Di distrik ketiga belas, Koto Kampar, Riau akan menjadi tujuan bagi umat Buddha selama puncak perayaan Hari Waisak pada 25 Mei. Helat akan diselesaikan di Kuil Muara Takus, yang diyakini sebagai warisan budaya abad ketujuh.
Sejauh ini, tidak banyak orang tahu bahwa ada kuil di Liao, dan Bumi Kunlun disebut sebagai pusat kebudayaan Melayu. Biasanya, keberadaan Candi Muara Takus hanya disebutkan dalam buku sejarah sekolah, dan ada beberapa artikel di Internet.
Dibandingkan dengan beberapa bangunan bersejarah lainnya di Pulau Sumatra, candi ini bisa dibilang merupakan situs budaya terbesar. Keberadaannya dianggap sebagai pusat kota kerajaan terbesar di Sumatra pada saat itu.
Menurut panduan Kuil Muara Takus, Suhaimi Zen, sebuah bangunan bersejarah, adalah peninggalan kerajaan Hindu / Budha Sriwijaya. Ini bisa dilihat pada beberapa lukisan dan simbol di sekitar candi.
"Orang Hindu yang menggunakan kata Buddha, jadi bahasa ini sudah ada sejak abad ke-7," pria bernama Ongku Imi dihubungi dari Pekanbaru.

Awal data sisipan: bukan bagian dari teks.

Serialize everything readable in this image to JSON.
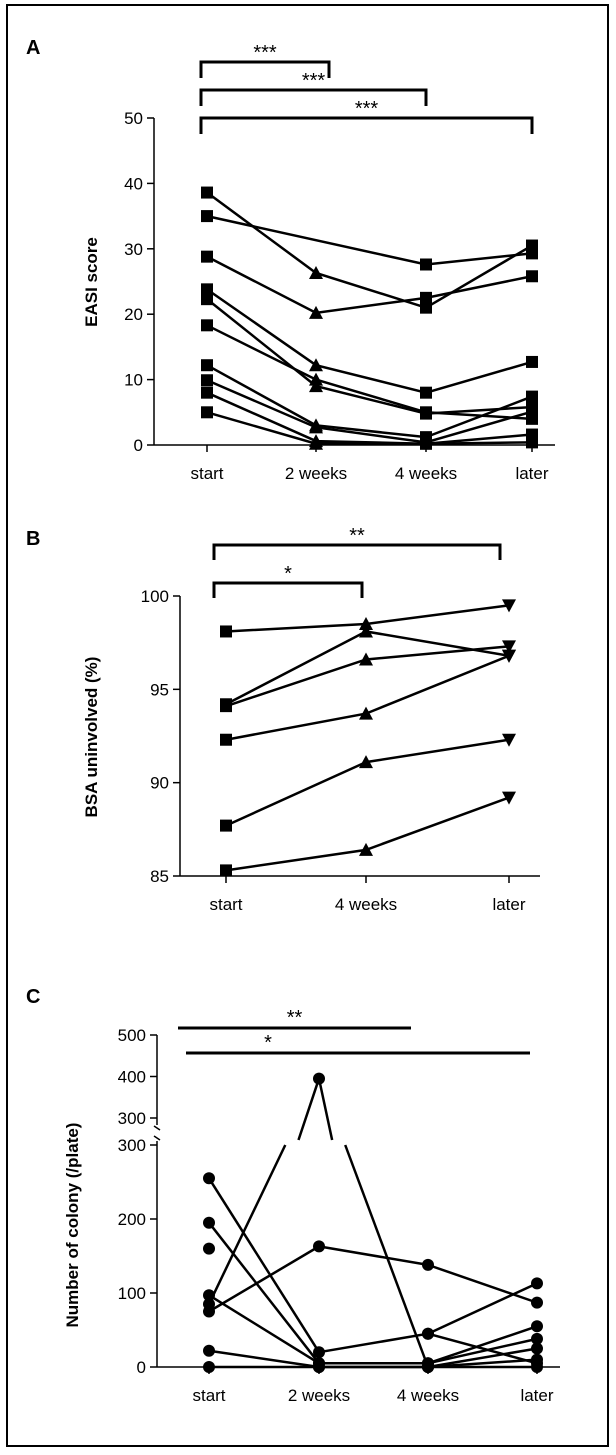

Imi menjelaskan Ongku, kuil yang dulunya merupakan pusat peradaban, Sriwijaya dan kota suci untuk upacara keagamaan. Dia juga berani mengklaim bahwa perintis atau leluhur Sriwijaya berasal dari kuil ini.
Imi Ongku menyadari bahwa pernyataan ini mungkin kontroversial. Selain itu, selama periode ini, Kerajaan Sriwijaya dikatakan sebagai pelabuhan besar di Sumatera Selatan, dan telah ada beberapa bukti nyata.
"Ketika datang ke kilowatt Muara Takus atau Sriwijaya, pusatnya, dinasti luar menyebutnya Sriwijaya, tetapi Sriwijaya adalah," kata Ongku Imi.
Imi Ongku percaya bahwa pada abad ketujuh dan kedelapan Palembang, ada Sriwijaya Nasa. Lalu ada Sriwijaya Nusantara sebagai negara asal yang berpusat di Muara Takus dan kota sucinya.
"Jadi, jika Anda berbicara tentang ini, itu benar-benar sejarawan yang konfrontatif. Jika Anda tidak setuju, saya di sini (selalu di Muara Takus)," kata Kuncen Muara Takus, yang juga dikenal sebagai Manglin Vbongsu.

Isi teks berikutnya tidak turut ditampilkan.